The US Embassy, however, is a different animal altogether. Right downtown, it is accross from the Museum of Art and the Museum of Slovenian History and a 5 minute walk from the Parliament and all of the relevant government buildings. It is the star of embassy row and is right next to the German Embassy in a beautiful old building:
Here's me and my family in front of the massive Embassy Seal after we met with the Ambassador (one of the Fulbright perks!):
America has a massive footprint in Ljubljana. Believe it or not I've heard the US Ambassador on the morning drive radio show TWICE in the three months we've been here, telling jokes in English with the Ljubljana morning zoo. He's in the newspaper all the time.
And of course almost everyone under 40 speaks excellent English and many American tv shows and movies are aired here in English with Slovenian subtitles. I see American brands and American language and American styles everywhere I go. This does not mean that America is 100% popular. To the contrary, there's a bunch of grumbling that comes with being so high profile.
But it is super weird for me that China is comparatively so low profile.
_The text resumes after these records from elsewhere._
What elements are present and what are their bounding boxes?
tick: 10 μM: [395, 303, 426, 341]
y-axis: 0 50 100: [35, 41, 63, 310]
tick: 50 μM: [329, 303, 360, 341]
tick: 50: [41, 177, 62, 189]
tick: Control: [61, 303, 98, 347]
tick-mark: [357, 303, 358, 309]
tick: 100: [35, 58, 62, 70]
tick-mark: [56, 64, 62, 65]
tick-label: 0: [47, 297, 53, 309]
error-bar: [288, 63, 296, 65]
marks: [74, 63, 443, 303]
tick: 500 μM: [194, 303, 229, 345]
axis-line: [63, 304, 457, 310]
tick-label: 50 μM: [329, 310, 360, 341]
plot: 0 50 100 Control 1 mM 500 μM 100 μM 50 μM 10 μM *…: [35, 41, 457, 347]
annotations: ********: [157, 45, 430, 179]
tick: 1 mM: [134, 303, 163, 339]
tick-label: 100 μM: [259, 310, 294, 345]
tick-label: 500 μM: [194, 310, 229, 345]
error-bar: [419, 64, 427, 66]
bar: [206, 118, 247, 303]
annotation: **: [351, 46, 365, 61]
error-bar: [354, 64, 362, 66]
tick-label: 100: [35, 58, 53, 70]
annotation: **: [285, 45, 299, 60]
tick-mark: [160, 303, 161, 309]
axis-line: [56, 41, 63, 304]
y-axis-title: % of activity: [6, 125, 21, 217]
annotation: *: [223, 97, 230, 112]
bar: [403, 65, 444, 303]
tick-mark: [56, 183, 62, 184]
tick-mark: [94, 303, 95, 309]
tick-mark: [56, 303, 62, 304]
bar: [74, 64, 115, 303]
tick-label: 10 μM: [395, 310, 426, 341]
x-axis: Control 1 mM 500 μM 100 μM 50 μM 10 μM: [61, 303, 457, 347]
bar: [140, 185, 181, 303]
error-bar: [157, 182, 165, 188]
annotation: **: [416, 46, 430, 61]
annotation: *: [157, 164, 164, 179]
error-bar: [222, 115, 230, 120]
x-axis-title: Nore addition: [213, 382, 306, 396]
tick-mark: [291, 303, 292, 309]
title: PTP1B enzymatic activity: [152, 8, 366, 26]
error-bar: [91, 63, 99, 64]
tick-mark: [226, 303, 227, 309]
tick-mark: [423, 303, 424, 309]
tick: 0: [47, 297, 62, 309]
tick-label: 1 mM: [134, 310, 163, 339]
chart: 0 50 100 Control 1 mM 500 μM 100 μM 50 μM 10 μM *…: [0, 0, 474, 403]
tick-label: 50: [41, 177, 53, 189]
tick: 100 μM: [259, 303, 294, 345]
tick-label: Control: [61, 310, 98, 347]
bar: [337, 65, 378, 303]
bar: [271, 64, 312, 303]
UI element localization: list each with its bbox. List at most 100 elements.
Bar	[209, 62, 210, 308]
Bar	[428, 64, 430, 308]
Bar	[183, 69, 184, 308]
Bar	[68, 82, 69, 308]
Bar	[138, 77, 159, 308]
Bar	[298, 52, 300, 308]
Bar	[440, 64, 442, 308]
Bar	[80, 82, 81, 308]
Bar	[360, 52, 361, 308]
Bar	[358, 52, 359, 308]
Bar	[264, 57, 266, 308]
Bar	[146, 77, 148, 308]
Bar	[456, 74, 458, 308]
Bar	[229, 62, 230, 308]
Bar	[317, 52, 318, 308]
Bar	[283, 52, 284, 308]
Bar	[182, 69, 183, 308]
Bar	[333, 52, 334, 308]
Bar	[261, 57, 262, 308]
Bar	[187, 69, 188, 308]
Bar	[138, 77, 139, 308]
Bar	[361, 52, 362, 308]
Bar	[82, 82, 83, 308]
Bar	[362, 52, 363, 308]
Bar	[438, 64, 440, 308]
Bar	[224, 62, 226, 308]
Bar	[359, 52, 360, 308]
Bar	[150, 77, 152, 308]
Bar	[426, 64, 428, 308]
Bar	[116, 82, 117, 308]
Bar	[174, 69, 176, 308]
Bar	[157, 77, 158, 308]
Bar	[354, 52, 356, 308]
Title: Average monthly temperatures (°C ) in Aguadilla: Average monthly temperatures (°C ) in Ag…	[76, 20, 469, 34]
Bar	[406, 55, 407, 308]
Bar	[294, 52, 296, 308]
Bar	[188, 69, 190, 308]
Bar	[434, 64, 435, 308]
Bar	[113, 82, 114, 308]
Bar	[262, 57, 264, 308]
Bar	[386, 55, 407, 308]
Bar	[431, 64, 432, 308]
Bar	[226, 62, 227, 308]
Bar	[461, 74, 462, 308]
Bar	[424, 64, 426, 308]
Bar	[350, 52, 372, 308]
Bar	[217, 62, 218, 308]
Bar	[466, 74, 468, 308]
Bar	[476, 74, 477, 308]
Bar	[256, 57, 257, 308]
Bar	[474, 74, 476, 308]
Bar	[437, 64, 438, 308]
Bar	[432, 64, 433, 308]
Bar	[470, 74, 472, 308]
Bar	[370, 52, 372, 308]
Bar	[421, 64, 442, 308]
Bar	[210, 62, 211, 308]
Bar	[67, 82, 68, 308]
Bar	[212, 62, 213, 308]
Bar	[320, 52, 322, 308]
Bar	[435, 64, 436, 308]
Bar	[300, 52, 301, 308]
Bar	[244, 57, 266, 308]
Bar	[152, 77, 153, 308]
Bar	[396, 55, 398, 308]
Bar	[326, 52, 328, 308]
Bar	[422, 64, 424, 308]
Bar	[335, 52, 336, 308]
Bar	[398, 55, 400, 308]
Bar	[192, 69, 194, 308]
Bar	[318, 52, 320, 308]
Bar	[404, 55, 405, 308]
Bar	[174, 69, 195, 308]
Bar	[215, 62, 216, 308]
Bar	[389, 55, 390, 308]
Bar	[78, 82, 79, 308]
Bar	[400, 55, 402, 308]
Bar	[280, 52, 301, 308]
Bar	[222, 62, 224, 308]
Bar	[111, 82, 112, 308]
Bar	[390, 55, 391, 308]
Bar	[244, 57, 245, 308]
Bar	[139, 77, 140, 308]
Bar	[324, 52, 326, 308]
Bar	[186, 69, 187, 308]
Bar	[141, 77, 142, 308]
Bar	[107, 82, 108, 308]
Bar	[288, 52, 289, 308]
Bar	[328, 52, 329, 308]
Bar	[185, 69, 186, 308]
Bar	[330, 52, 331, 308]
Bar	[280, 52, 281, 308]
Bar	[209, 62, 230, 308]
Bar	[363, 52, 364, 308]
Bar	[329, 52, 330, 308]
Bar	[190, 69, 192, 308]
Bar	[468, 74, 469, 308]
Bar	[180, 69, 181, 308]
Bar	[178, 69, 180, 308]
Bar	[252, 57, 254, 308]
In America we are continuously interested in, and worried about, China and its meteoric rise. It's almost like Russia and Japan from the 1980s rolled up into one, with better food (at least better than Russia). I guess Slovenia is a small country without a lot of useful natural resources, so why would China care. But still, being here is a reminder that China has a ways to go if it wants to be a global superpower.
It is also a reminder that the EU is a much more protected market than the U.S. I've heard a bunch of complaining here about cheaper labor in Croatia or the Czech Republic or Estonia, but almost nothing about Chinese labor costs, which I feel confident are waaayyyy lower than any country inside the EU. Maybe there are strengths to having that kind of protected market, although Slovenia and the EU are pretty clearly in the economic doldrums right now, so it's not the best time to make that argument. To the contrary, the idea that the biggest threat to middle class workers in state owned industries in Slovenia is Croatia (or any other country in the EU) is a deep misunderstanding of international labor economics. But that is a post for another day.